Some people have read the papers and think we’re all moving from Mojave to New Mexico. That’s not true at all. I have no intention of going to New Mexico; I don’t think it’d be a very good place to do a spaceflight. I believe when I get out of the atmosphere I want to see the oceans and the mountains, not just the kind of crap you can see from New Mexico.

True, you can see a somewhat more varied landscape above Mojave than you can above southern New Mexico. Clark Lindsey used Google Earth recently to simulate the view of a suborbital passenger from several locations, including Mojave.
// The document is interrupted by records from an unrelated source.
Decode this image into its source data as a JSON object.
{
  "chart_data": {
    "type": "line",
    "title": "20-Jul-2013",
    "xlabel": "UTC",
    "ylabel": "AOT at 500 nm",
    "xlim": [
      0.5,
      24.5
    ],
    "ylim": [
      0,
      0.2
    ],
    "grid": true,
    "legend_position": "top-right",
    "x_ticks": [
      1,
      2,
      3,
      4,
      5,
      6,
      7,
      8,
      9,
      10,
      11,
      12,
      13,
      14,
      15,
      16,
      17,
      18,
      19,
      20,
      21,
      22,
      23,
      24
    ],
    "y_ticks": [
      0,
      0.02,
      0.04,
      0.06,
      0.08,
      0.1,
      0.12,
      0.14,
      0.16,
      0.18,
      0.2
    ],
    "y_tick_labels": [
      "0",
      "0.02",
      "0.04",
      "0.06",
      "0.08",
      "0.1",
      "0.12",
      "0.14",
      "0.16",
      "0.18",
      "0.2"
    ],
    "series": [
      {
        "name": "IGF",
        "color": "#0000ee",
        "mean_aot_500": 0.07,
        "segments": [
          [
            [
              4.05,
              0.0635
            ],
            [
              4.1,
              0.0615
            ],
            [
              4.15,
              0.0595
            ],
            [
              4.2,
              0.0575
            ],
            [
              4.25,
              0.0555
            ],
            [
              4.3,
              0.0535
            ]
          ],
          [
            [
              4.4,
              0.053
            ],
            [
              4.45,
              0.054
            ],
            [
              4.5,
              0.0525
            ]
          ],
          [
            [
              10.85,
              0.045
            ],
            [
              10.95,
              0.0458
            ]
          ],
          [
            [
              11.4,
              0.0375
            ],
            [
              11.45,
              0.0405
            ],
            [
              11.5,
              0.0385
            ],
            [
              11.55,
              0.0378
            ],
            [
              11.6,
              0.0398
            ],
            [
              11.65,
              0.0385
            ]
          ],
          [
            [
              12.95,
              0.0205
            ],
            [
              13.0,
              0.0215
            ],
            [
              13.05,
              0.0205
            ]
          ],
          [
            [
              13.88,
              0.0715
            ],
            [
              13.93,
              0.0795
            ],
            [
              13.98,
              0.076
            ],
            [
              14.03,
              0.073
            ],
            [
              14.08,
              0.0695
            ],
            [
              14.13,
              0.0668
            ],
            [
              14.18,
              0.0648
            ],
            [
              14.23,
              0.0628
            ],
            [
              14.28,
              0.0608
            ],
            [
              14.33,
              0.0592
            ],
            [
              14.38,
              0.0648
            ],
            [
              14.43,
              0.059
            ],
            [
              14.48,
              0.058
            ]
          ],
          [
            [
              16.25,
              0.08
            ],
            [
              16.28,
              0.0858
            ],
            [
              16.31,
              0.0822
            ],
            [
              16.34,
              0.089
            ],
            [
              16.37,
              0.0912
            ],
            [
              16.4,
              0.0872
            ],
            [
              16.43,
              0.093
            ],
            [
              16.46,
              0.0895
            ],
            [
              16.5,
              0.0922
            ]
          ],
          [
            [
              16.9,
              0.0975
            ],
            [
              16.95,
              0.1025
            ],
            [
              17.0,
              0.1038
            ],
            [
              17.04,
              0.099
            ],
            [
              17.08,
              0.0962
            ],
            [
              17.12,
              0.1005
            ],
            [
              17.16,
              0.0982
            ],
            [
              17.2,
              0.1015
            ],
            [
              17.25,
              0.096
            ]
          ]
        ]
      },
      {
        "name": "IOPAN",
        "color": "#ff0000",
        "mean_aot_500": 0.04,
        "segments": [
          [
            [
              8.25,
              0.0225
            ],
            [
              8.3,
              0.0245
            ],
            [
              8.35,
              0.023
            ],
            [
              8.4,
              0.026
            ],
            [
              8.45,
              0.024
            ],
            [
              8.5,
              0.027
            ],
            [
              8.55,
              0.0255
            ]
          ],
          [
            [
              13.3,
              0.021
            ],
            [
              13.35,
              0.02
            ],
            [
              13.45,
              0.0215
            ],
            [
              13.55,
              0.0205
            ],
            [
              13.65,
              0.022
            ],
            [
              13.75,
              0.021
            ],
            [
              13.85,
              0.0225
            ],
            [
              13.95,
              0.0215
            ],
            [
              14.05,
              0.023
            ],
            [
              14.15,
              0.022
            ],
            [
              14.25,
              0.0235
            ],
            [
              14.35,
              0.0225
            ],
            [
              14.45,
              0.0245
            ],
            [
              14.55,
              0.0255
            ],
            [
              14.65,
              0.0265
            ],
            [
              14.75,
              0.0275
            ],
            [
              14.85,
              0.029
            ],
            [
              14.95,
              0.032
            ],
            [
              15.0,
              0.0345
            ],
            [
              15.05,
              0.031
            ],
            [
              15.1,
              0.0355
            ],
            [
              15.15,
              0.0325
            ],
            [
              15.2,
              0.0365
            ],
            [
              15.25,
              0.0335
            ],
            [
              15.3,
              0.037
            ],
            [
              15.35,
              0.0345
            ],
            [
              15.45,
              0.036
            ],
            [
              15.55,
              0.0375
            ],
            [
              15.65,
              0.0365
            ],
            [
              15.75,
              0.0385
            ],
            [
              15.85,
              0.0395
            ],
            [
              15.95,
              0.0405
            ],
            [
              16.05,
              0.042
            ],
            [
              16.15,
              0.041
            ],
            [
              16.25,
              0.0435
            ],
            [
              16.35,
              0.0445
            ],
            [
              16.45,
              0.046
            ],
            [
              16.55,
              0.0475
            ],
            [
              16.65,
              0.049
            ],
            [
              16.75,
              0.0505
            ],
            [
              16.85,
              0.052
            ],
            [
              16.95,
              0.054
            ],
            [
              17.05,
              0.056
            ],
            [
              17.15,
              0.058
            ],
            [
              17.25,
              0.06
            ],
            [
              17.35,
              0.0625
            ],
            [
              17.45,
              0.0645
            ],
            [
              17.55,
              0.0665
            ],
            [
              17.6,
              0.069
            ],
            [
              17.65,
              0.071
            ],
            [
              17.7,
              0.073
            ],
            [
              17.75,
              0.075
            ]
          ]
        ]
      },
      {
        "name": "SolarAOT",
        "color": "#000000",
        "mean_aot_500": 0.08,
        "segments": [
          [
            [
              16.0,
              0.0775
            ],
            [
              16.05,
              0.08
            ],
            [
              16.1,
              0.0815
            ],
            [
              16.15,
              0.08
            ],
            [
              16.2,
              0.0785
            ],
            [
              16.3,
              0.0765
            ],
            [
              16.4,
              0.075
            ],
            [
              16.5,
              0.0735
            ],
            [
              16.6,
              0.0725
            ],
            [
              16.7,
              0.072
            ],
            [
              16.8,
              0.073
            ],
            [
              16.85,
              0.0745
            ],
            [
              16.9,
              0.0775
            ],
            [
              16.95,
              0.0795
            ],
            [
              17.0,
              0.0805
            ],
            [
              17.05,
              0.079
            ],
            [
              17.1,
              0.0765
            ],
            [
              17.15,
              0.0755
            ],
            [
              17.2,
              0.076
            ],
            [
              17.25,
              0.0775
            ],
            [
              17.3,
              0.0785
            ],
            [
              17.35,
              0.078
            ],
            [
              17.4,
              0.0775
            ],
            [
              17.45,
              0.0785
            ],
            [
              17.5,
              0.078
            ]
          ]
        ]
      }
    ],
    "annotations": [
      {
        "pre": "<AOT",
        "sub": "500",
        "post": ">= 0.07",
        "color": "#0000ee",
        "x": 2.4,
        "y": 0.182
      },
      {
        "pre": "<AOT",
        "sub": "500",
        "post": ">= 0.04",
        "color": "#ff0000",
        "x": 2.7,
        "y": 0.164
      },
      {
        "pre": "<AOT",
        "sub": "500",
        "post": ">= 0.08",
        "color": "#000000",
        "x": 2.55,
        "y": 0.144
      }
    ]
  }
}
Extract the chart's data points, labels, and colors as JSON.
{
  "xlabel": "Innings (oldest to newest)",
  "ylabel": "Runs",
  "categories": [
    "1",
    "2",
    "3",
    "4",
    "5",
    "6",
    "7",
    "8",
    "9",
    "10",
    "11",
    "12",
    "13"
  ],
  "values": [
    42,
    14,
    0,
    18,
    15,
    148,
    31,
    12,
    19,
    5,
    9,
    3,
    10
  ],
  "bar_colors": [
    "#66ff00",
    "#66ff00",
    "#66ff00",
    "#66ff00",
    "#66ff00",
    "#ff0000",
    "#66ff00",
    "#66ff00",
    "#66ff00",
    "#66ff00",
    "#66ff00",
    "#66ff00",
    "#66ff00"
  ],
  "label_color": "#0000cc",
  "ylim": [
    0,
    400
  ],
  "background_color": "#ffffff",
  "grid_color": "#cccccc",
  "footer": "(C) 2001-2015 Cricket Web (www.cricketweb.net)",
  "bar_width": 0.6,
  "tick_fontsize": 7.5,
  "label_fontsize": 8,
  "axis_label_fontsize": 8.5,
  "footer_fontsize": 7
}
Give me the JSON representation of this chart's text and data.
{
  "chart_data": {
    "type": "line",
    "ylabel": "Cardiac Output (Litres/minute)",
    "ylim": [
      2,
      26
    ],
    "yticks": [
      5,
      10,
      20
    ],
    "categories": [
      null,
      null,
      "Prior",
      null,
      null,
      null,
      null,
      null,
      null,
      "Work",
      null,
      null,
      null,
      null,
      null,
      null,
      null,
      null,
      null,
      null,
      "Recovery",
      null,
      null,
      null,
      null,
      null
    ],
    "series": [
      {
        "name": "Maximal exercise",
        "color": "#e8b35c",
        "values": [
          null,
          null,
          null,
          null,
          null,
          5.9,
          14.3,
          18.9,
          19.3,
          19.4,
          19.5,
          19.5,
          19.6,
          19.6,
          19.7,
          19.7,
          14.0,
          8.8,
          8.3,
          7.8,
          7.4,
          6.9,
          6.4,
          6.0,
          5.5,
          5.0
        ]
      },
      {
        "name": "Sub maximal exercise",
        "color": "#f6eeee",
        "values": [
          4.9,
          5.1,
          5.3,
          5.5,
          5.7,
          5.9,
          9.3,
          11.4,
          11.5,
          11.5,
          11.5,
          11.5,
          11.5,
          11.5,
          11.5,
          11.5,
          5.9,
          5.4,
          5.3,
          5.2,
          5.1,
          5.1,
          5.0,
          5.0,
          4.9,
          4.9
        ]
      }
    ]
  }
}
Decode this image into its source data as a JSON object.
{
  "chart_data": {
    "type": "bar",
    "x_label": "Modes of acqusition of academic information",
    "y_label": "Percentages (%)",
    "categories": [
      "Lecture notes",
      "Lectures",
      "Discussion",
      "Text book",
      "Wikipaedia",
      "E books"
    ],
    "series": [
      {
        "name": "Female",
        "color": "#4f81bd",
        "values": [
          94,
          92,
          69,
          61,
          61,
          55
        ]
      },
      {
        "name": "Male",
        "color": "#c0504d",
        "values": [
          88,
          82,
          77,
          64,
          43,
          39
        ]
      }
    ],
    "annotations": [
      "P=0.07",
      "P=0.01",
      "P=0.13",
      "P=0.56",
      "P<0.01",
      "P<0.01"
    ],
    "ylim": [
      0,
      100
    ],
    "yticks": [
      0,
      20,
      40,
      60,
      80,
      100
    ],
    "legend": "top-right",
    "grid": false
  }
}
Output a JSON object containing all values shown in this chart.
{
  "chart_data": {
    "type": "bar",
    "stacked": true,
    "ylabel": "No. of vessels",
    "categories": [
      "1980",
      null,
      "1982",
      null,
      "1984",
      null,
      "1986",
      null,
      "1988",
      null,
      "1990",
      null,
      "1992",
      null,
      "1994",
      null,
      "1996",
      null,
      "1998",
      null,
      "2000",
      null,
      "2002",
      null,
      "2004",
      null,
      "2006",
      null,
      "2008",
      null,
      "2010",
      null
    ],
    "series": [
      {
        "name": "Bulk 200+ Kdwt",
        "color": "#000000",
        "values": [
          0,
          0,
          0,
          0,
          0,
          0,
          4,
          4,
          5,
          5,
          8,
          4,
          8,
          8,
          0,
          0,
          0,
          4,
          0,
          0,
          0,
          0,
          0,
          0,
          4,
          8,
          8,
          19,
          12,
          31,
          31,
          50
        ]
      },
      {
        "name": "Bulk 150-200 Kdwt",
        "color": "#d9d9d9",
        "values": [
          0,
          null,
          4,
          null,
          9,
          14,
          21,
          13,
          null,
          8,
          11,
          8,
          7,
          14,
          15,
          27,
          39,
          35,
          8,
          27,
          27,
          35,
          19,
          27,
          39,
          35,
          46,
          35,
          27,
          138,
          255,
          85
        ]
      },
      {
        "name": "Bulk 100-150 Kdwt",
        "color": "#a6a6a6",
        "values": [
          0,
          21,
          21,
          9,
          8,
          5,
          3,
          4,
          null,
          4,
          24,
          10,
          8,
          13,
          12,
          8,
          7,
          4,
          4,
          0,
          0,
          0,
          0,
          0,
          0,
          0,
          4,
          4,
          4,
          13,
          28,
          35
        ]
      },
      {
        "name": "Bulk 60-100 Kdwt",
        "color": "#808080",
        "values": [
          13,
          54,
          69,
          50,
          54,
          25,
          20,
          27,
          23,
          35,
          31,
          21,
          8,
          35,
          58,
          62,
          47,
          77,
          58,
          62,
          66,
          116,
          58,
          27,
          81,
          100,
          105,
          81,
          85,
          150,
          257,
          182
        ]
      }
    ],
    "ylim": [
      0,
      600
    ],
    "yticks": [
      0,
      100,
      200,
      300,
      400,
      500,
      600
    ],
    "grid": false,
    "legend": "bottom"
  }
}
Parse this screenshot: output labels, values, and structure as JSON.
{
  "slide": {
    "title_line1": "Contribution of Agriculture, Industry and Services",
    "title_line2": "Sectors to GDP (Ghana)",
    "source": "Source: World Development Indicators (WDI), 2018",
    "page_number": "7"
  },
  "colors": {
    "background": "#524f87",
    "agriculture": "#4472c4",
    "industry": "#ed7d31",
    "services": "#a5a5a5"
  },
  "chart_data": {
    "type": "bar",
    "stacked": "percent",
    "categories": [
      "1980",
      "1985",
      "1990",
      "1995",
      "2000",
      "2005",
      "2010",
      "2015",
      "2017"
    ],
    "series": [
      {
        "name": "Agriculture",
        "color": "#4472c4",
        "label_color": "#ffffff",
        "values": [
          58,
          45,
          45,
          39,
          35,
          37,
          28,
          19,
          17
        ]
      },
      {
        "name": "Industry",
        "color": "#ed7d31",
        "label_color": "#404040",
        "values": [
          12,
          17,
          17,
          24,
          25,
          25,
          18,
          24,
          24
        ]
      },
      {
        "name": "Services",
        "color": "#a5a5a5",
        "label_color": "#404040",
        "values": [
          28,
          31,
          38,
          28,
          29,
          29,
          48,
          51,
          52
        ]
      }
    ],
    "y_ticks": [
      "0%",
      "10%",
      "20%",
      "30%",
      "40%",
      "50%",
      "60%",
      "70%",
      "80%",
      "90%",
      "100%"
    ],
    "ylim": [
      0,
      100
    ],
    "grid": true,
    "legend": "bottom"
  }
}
The big difference between Mojave and New Mexico is the ocean: I played around with Google Earth a bit this weekend simulating the view from the Southwest Regional Spaceport and found that, at best, you might see a sliver of the Gulf of California.

However, one thing that Google Earth does not take into account is cloud cover. Anyone who lives or has spent some time in southern California knows that a thick marine layer develops over the ocean many nights and moves inland, persisting well into the morning; this would obscure much of the view of the ocean and coastline. (Then there are those pesky winter storms.) If “the view is the thing”, as some have claimed, will space tourism operators—in Mojave or elsewhere—be forced to wait for clear skies not just at their spaceport but in areas of viewing interest hundreds of kilometers away?

1 comment to Rutan on Mojave vs. New Mexico

  • Burt is a great man. The remarks about New Mexico were ummm … unfortunate. We need not be dividing the suborbital spaceport business just yet. We are all in this togther. Personally, this Virginian views New Mexico quite favorably. A lot of people are trying hard in New Mexico to make the Southwest Regional Spaceport work. So, perhaps Mr. Rutan should consider donating a mock-up of SpaceShipOne or even SpaceshipTwo to the New Mexico Museum of Space History. It would be the correct response now.